December 20, 2011
House Republicans: Fund students, no tax increases, pay down debt
The Republican majority of the Utah House of Representatives has outlined several priorities for the 2011 legislative general session. They include:
- Utah’s students will be funded, which includes the 12,500 new students this year. The caucus is committed to funding students, not systems, and allowing parents as many educational choices as possible for their children. We want education to focus on relevant skills that will prepare students for a global marketplace but that also remains unique to Utah’s culture and values.
- There will be no tax increases. Utah’s economy is leading the nation out of the Great Recession with economic and job growth. Any additional burden on the taxpayer would only stunt that growth.
- One-time funds will no longer be used for ongoing costs. Also, debt must be paid down. Utah is known nationally for its fiscal prudence and maintaining a rare AAA bond rating. Various economic forces have unexpectedly increased our debt load, and the caucus is committed to paying it back down to acceptable levels. Also, using one-time money for ongoing costs isn’t a healthy way to budget and must be eliminated.
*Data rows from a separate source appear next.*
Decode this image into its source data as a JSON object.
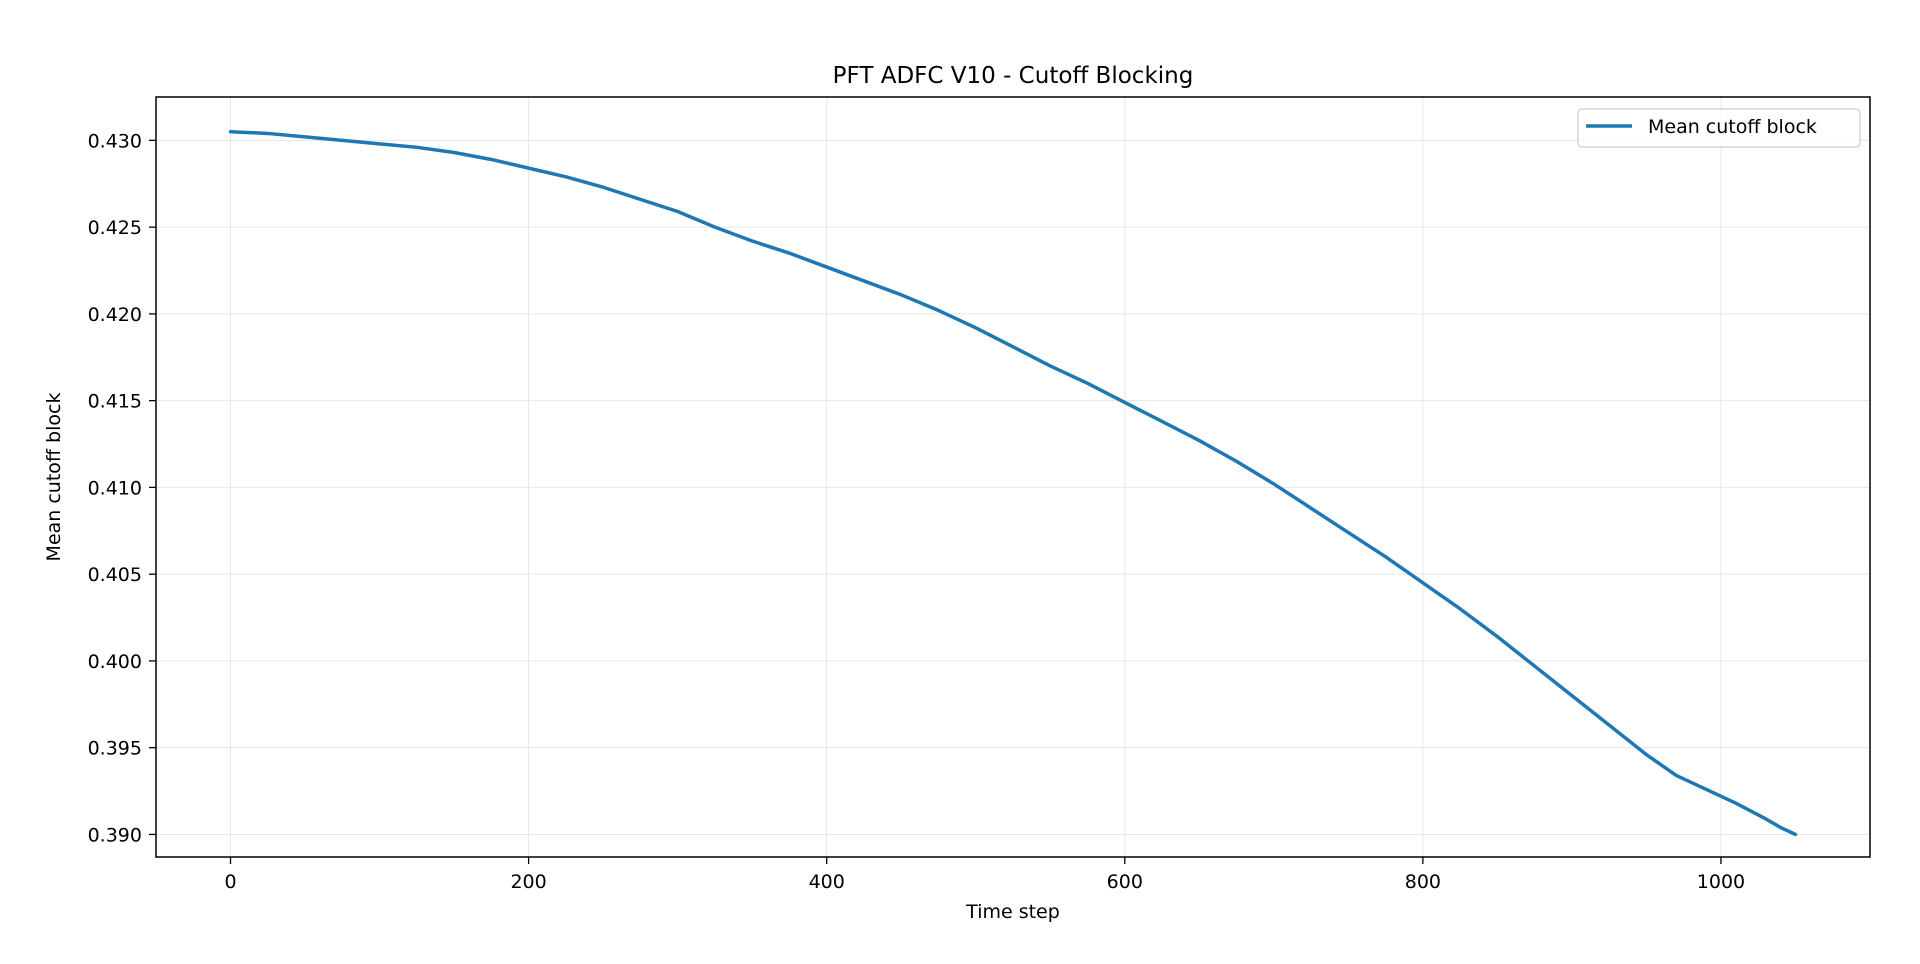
{
  "chart_data": {
    "type": "line",
    "title": "PFT ADFC V10 - Cutoff Blocking",
    "xlabel": "Time step",
    "ylabel": "Mean cutoff block",
    "xlim": [
      -50,
      1100
    ],
    "ylim": [
      0.3887,
      0.4325
    ],
    "x_ticks": [
      0,
      200,
      400,
      600,
      800,
      1000
    ],
    "y_ticks": [
      0.39,
      0.395,
      0.4,
      0.405,
      0.41,
      0.415,
      0.42,
      0.425,
      0.43
    ],
    "x_tick_labels": [
      "0",
      "200",
      "400",
      "600",
      "800",
      "1000"
    ],
    "y_tick_labels": [
      "0.390",
      "0.395",
      "0.400",
      "0.405",
      "0.410",
      "0.415",
      "0.420",
      "0.425",
      "0.430"
    ],
    "grid": true,
    "legend_position": "top-right",
    "series": [
      {
        "name": "Mean cutoff block",
        "color": "#1f77b4",
        "x": [
          0,
          25,
          50,
          75,
          100,
          125,
          150,
          175,
          200,
          225,
          250,
          275,
          300,
          325,
          350,
          375,
          400,
          425,
          450,
          475,
          500,
          525,
          550,
          575,
          600,
          625,
          650,
          675,
          700,
          725,
          750,
          775,
          800,
          825,
          850,
          875,
          900,
          925,
          950,
          970,
          990,
          1010,
          1030,
          1040,
          1050
        ],
        "y": [
          0.4305,
          0.4304,
          0.4302,
          0.43,
          0.4298,
          0.4296,
          0.4293,
          0.4289,
          0.4284,
          0.4279,
          0.4273,
          0.4266,
          0.4259,
          0.425,
          0.4242,
          0.4235,
          0.4227,
          0.4219,
          0.4211,
          0.4202,
          0.4192,
          0.4181,
          0.417,
          0.416,
          0.4149,
          0.4138,
          0.4127,
          0.4115,
          0.4102,
          0.4088,
          0.4074,
          0.406,
          0.4045,
          0.403,
          0.4014,
          0.3997,
          0.398,
          0.3963,
          0.3946,
          0.3934,
          0.3926,
          0.3918,
          0.3909,
          0.3904,
          0.39
        ]
      }
    ]
  }
}
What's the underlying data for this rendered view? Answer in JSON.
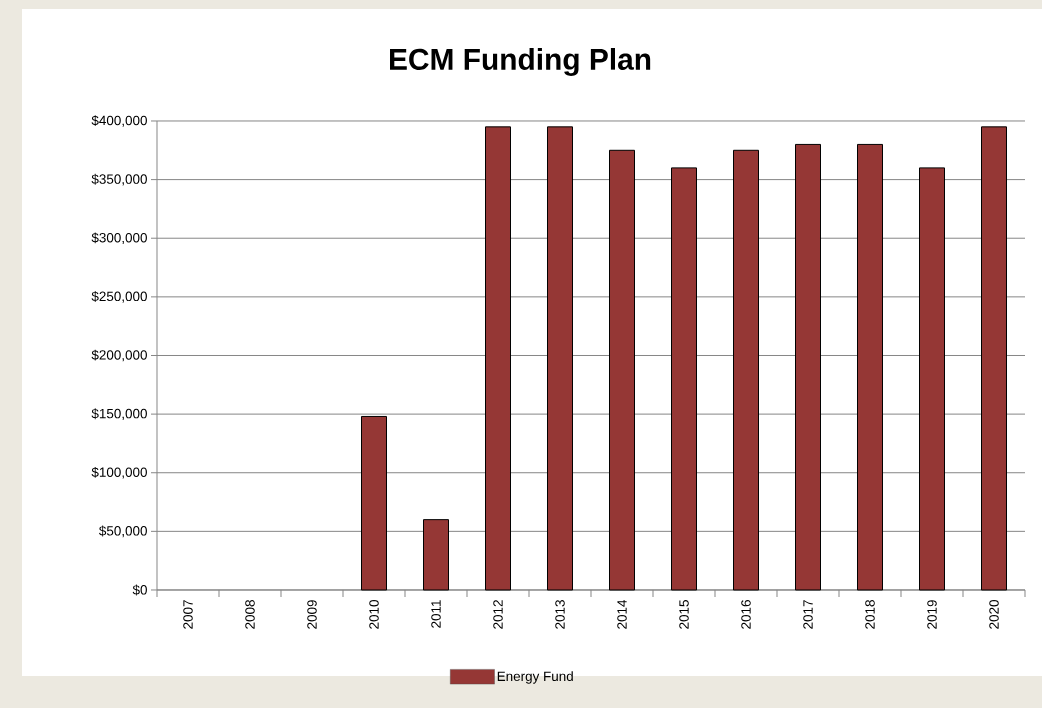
{
  "chart_data": {
    "type": "bar",
    "title": "ECM Funding Plan",
    "categories": [
      "2007",
      "2008",
      "2009",
      "2010",
      "2011",
      "2012",
      "2013",
      "2014",
      "2015",
      "2016",
      "2017",
      "2018",
      "2019",
      "2020"
    ],
    "series": [
      {
        "name": "Energy Fund",
        "color": "#953735",
        "values": [
          0,
          0,
          0,
          148000,
          60000,
          395000,
          395000,
          375000,
          360000,
          375000,
          380000,
          380000,
          360000,
          395000
        ]
      }
    ],
    "ylim": [
      0,
      400000
    ],
    "yticks": [
      {
        "value": 0,
        "label": "$0"
      },
      {
        "value": 50000,
        "label": "$50,000"
      },
      {
        "value": 100000,
        "label": "$100,000"
      },
      {
        "value": 150000,
        "label": "$150,000"
      },
      {
        "value": 200000,
        "label": "$200,000"
      },
      {
        "value": 250000,
        "label": "$250,000"
      },
      {
        "value": 300000,
        "label": "$300,000"
      },
      {
        "value": 350000,
        "label": "$350,000"
      },
      {
        "value": 400000,
        "label": "$400,000"
      }
    ],
    "grid": "y",
    "legend": "bottom"
  }
}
If you didn’t make it to the press availability, here’s what leadership is saying:
- “Tax revenues are beginning to rebound, and we are seeing positive economic signs on the horizon. Republicans in the House will be both conservative and innovative in their approach to using taxpayer dollars to effectively fund public services.” – Speaker Becky Lockhart
- “We’re going to fund students, but perhaps more importantly, we want to re-engage educators in the discussion. Education is a critical issue for all Utahns, and input is needed from everyone on how to make sure our children are ready for the future.” – Majority Leader Brad Dee
- “Paying down debt is going to help protect our AAA bond rating, and protect our longterm fiscal health if we see another economic crisis. Smart investment of tax dollars in infrastructure, like roads, can both boost jobs and provide for critical public needs.” – Whip Greg Hughes
- “We’re encouraged by our economic outlook, but we don’t want to do anything that would hinder the state as we lead the country out of the recession. Committing to no new taxes now signals to Utahns and businesses alike that we trust their efforts.” – Assistant Whip Ronda Menlove
The majority caucus is made up of all 58 Republicans in the Utah House of Representatives. They come from across Utah and reflect both the make-up and wishes of the vast majority of the state’s citizens. The caucus espouses the beliefs of the Republican party, including strong families, the free market, and small government.